太田述正コラム#5078(2011.10.27)
<中野雅至『天下りの研究』を読む(その6)>(2012.2.12公開)
 「天下りが批判される理由は・・・第一に、・・・公務員や官僚の特権性の象徴と思われていることである。・・・
 第二に、・・・天下りがさまざまな弊害を現実にもたらしていることである。政官業癒着による汚職は絶えることなく続き、ついには国家公務員倫理法まで制定されるに至ったし、天下りを維持するために非営利法人に投入される税金は膨大な財政赤字の要因の1つとなった。
 第三に、官民の労働条件の乖離である。・・・<もっとも、>バブル経済が崩壊する前までは、官民の労働条件の乖離はそれほど大きなものではなかった。<特に、>大企業の場合には終身雇用制度によって定年までの雇用が保障されていたし、会社によっては関連会社への再就職も容易であった。」(394~395頁)
→天下り制度は、基本的にヤミ恩給制度である、という根本を押さえないと話が始まらないのですが・・。(太田)
 「<他方、>天下りという制度・・・の利点に着目する・・・と、・・・政官業の情報交換や意志疎通を容易にする貴重な役割を果たしたと見ることもできる。衰退産業に関連した政官業の合体は癒着となり、さまざまな弊害をもたらすものという印象が強いが、国際的な競争にさらされている製造業の場合、官僚が退職後に関連企業あるいは業界団体に天下ることによって業界と官、業界と政治、政治と官の間をつなぐ役割を果たし、相互に情報交換がスムースに進むと見なすことができるだろう。
→天下ったOBを介することなき、「政官業の情報交換や意志疎通」が可能な体制になっていないとすれば、そのことの方が問題でしょう。(太田) 
 
 第二に、天下りは公務員の働くインセンティブを促進している優れた制度であるという研究もある。・・・他方で、天下りを受け入れる側を中心においた研究では、天下りが受け入れ先へのインセンティブに悪影響を及ぼすという、ある種当たり前の事実をモデルを用いて理論的に実証しようとした研究・・・もある。
→差引ゼロだ、というのですから、ここも笑っちゃいました。いわでもがなの話です。(太田)
 第三に、天下りが人事課長をはじめとするわずかな人数で管理されていることから、コストのかからない非常に効率的な制度であるという見方もある。・・・
→天下り制度は、再就職斡旋制度ではなく、基本的にヤミ恩給制度である、という根本を押さえれば、「再就職斡旋」などやっていないのに等しいのですから、「コストがかからない」のは当たり前です。(太田)

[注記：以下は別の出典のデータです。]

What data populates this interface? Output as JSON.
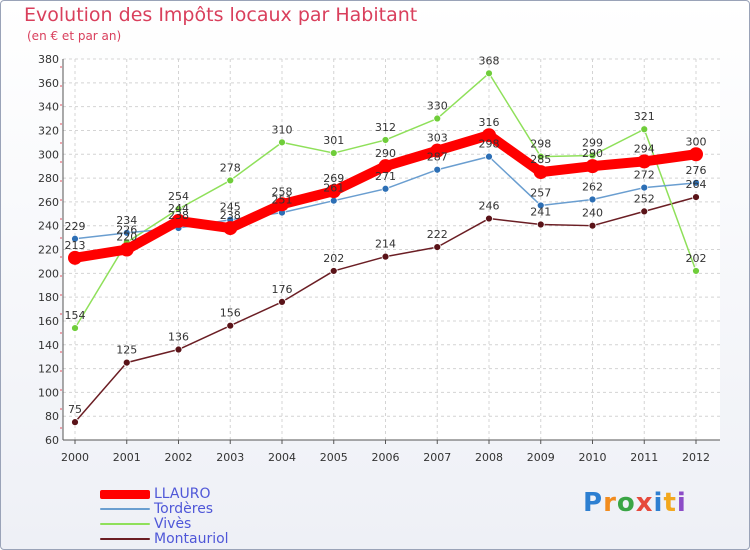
{
  "title": "Evolution des Impôts locaux par Habitant",
  "subtitle": "(en € et par an)",
  "logo": {
    "text": "Proxiti",
    "colors": [
      "#2d7fd1",
      "#f28c1e",
      "#3aa545",
      "#e64a3c",
      "#2d7fd1",
      "#f2a81e",
      "#8c4cc7"
    ]
  },
  "chart_data": {
    "type": "line",
    "title": "Evolution des Impôts locaux par Habitant",
    "subtitle": "(en € et par an)",
    "xlabel": "",
    "ylabel": "",
    "x": [
      "2000",
      "2001",
      "2002",
      "2003",
      "2004",
      "2005",
      "2006",
      "2007",
      "2008",
      "2009",
      "2010",
      "2011",
      "2012"
    ],
    "ylim": [
      60,
      380
    ],
    "yticks": [
      60,
      80,
      100,
      120,
      140,
      160,
      180,
      200,
      220,
      240,
      260,
      280,
      300,
      320,
      340,
      360,
      380
    ],
    "grid": true,
    "legend_position": "bottom-left",
    "series": [
      {
        "name": "LLAURO",
        "color": "#ff0000",
        "values": [
          213,
          220,
          244,
          238,
          258,
          269,
          290,
          303,
          316,
          285,
          290,
          294,
          300
        ]
      },
      {
        "name": "Tordères",
        "color": "#6a9ed0",
        "values": [
          229,
          234,
          238,
          245,
          251,
          261,
          271,
          287,
          298,
          257,
          262,
          272,
          276
        ]
      },
      {
        "name": "Vivès",
        "color": "#8fe05a",
        "values": [
          154,
          226,
          254,
          278,
          310,
          301,
          312,
          330,
          368,
          298,
          299,
          321,
          202
        ]
      },
      {
        "name": "Montauriol",
        "color": "#6b1e24",
        "values": [
          75,
          125,
          136,
          156,
          176,
          202,
          214,
          222,
          246,
          241,
          240,
          252,
          264
        ]
      }
    ]
  }
}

 第四に、これは特に営利法人への天下りに当てはまることだが、官僚がさまざまな業界・企業に天下ることで、業界・民間企業間の均衡が取れるという見方である。例えば、財閥系企業は組織の独立性を何よりも大事にし、官僚の天下りを受け入れない一方で、官僚の天下りを受け入れているのは弱い業界や企業であることが多い。官僚がそれらの組織に天下り多くの情報をもたらすことで、弱い業界・企業が財閥などの巨大な民間企業と均衡するようになっているというのがカルダー・・・の指摘である。」(400~401頁)
 恐らく、中野は気が付いていないのでしょうが、第一と第四とで、彼が言っていることは矛盾しています。
 (彼が第一で言っていたのは、弱い業界・企業に天下りすると「癒着となり、さまざまな弊害をもたらす」であったことを思い出してください。)(太田)
 「次に、公務員の能力などに着目すると、公務員の能力は高い、専門知識がある、天下りを受け入れる側にはニーズがあるというように、人的資源としての価値の高さを指摘するものもある。・・・
 他方で、民間企業のように変化の激しい世界では能力も陳腐化しやすく、公務員の画一的な能力では役立たないという意見がある一方で、状況の変化によって逆に役立つ能力を公務員は持ち合わせているという意見もある。・・・
 <なお、>公務員は民間企業での勤務経験がないため経営者としての手腕がどこまであるのかという疑問がある一方で、高級官僚出身者の場合には、日本における官僚の社会的地位の高さから権限・権威という点で大きなアドバンテージがあること、公務員の中立性や清廉潔白なイメージから中立性というイメージも強いこと、政財官界やさまざまな利害関係者との調整を行ってきたことから人脈が豊富であるといったアドバンテージがあることは事実である。」(402~403頁)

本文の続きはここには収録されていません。